The EU authorities also accused Aspen of abusing its dominant market position in breach of EU anti-trust rules.

Bonakele said given that Aspen also supplied similar products in South Africa, the commission had grounds to suspect that the international pharmaceutical giant could be involved in similar practices locally.

“Moreover, Aspen appears to be either the only supplier or at least a dominant supplier of these products in both the South African and the European markets,” Bonakele said. “Given that Aspen’s products are listed as generic products, it is of concern that none of the markets have observed significant entry of other generic products by competing pharmaceutical companies.”

Concerning Pfizer, the commission said it was in possession of information that suggested that the New York-based company charged excessive prices for lung cancer medication called Xalkori Crizotinib.

Bonakele said Pfizer was the only provider of Xalkori Crizotinib in the country.

“The information available to the commission is that Xalkori Crizotinib cost approximately R152 000 for 250mg when bought through an agent, Equity,” he said. “Subsequent information suggests that there was a price reduction to R72 000 per month for 250mg. This conduct is suggestive of abusive behaviour in respect of the supply of Xalkori Crizotinib in South Africa.”

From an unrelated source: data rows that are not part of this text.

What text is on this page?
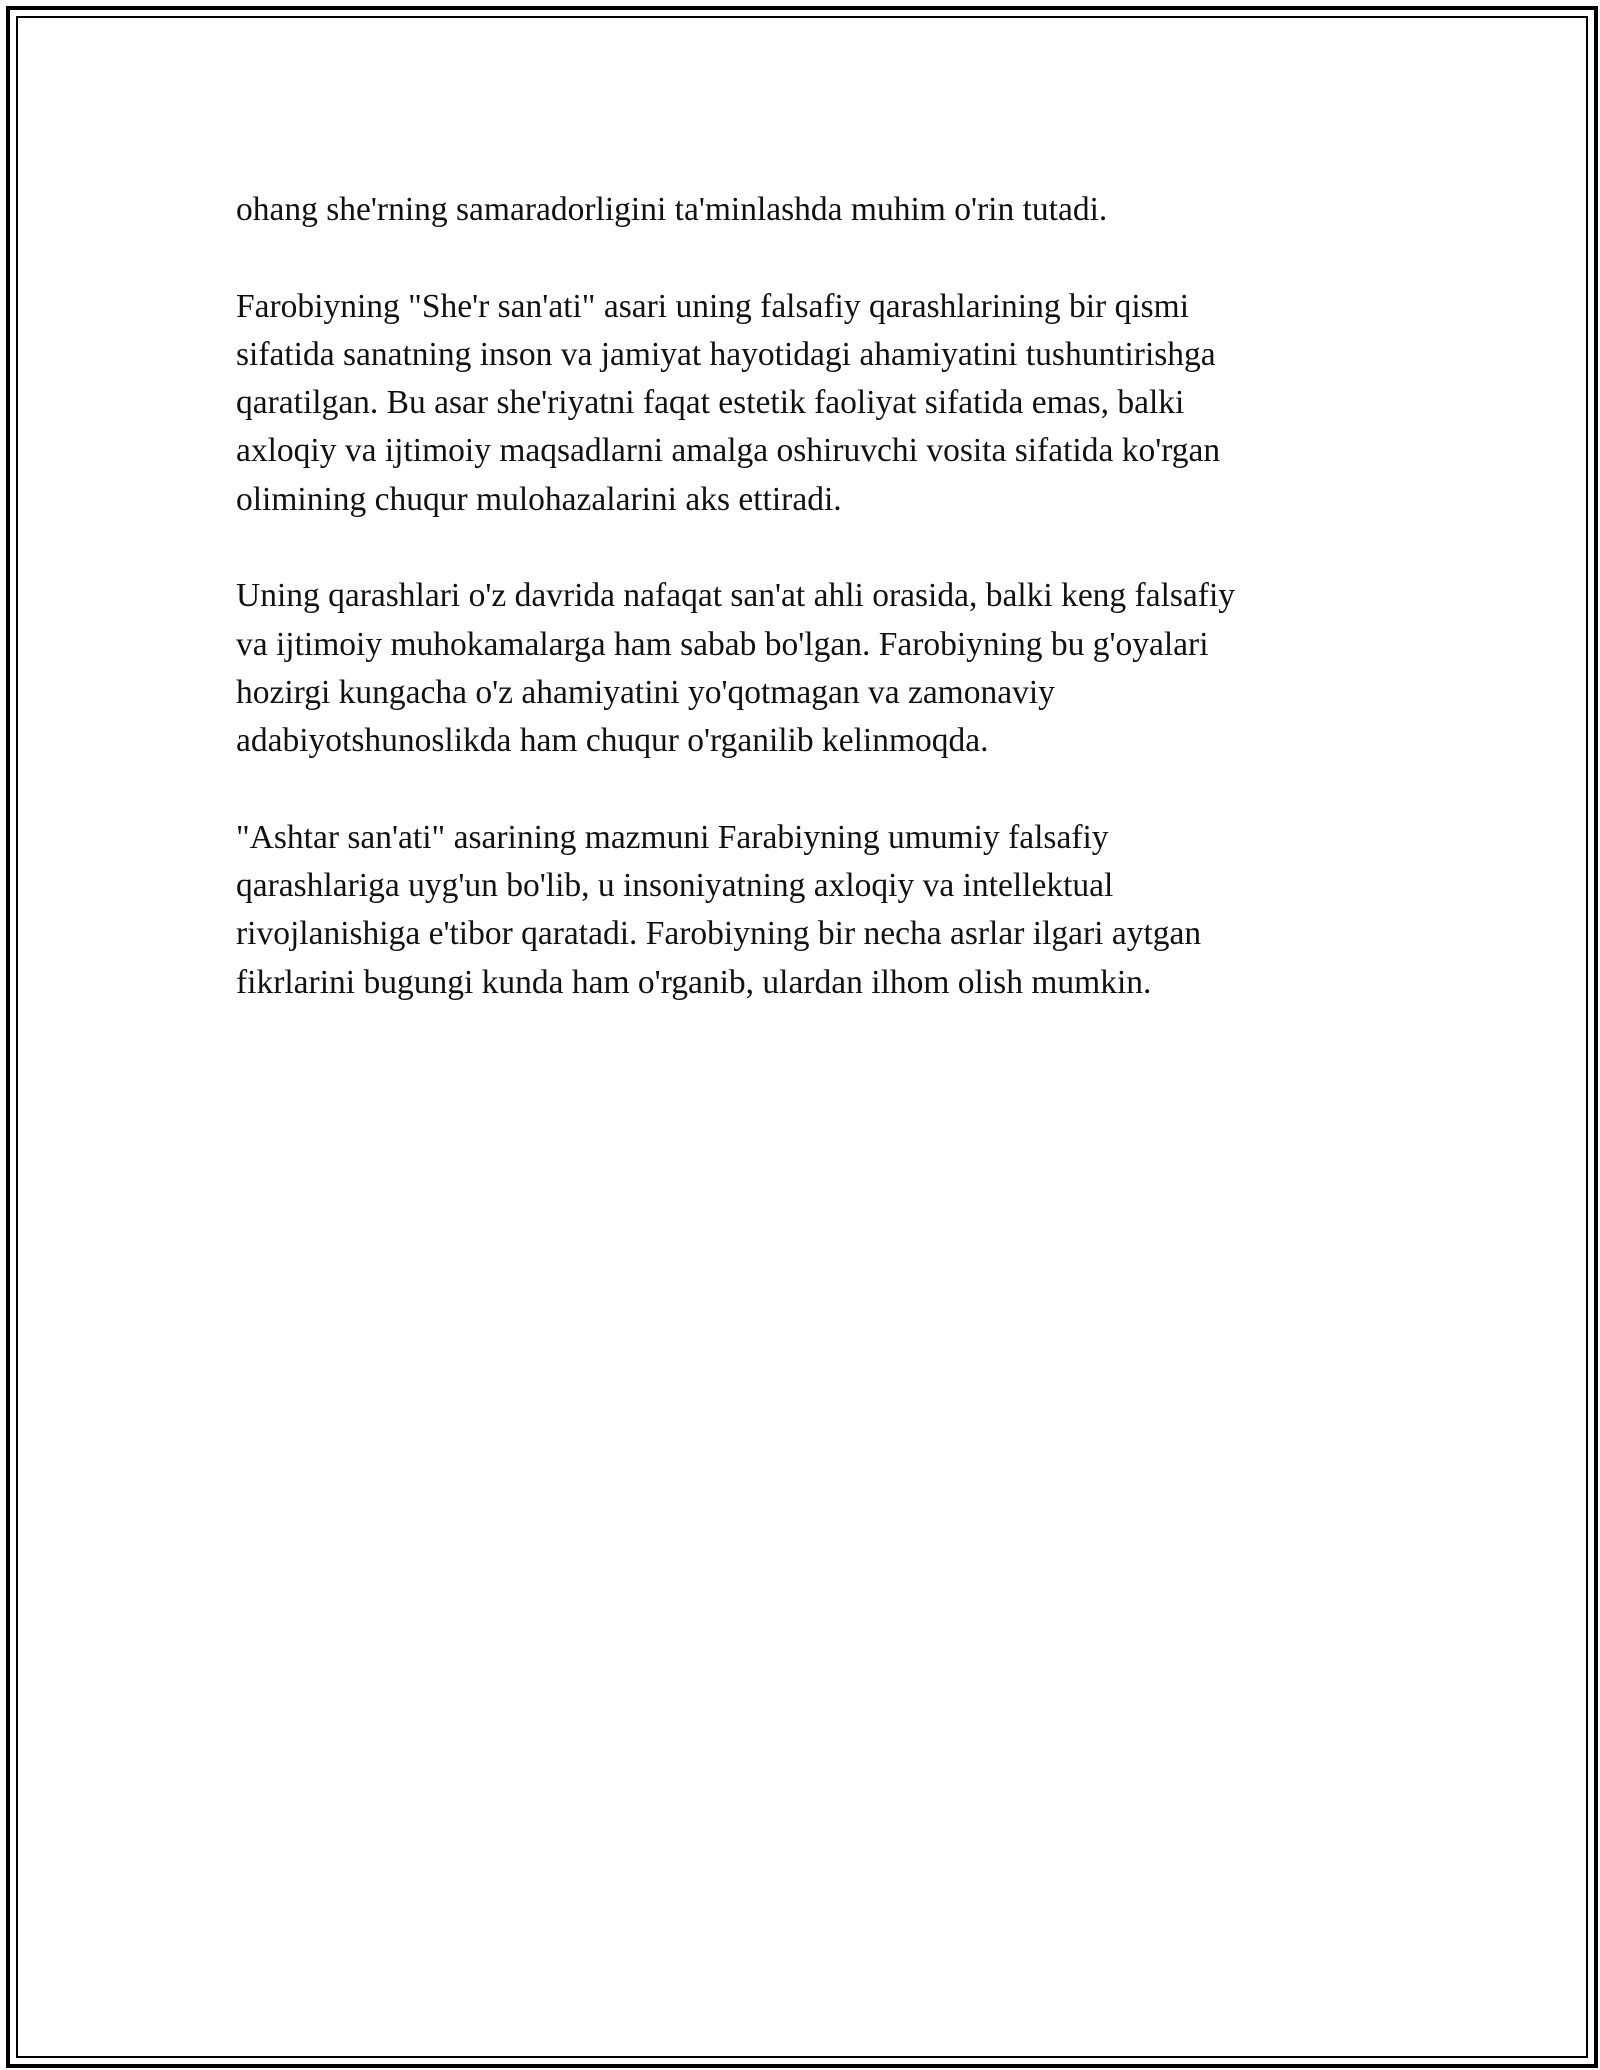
ohang she'rning samaradorligini ta'minlashda muhim o'rin tutadi.

Farobiyning "She'r san'ati" asari uning falsafiy qarashlarining bir qismi
sifatida sanatning inson va jamiyat hayotidagi ahamiyatini tushuntirishga
qaratilgan. Bu asar she'riyatni faqat estetik faoliyat sifatida emas, balki
axloqiy va ijtimoiy maqsadlarni amalga oshiruvchi vosita sifatida ko'rgan
olimining chuqur mulohazalarini aks ettiradi.

Uning qarashlari o'z davrida nafaqat san'at ahli orasida, balki keng falsafiy
va ijtimoiy muhokamalarga ham sabab bo'lgan. Farobiyning bu g'oyalari
hozirgi kungacha o'z ahamiyatini yo'qotmagan va zamonaviy
adabiyotshunoslikda ham chuqur o'rganilib kelinmoqda.

"Ashtar san'ati" asarining mazmuni Farabiyning umumiy falsafiy
qarashlariga uyg'un bo'lib, u insoniyatning axloqiy va intellektual
rivojlanishiga e'tibor qaratadi. Farobiyning bir necha asrlar ilgari aytgan
fikrlarini bugungi kunda ham o'rganib, ulardan ilhom olish mumkin.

Bonakele said civil society organisations such as Advocates for Breast Cancer, the Cancer Alliance, Cancer Association of South Africa and Section27 also complained about excessive pricing, price discrimination and exclusionary conduct in the provision of breast cancer treatment in the country.

Aspen yesterday said it would co-operate with the investigation.

The company said pharmaceutical prices in South Africa were approved by the Department of Health in terms of the Single Exit Price regulatory framework, which established a universal fixed price for each pharmaceutical product.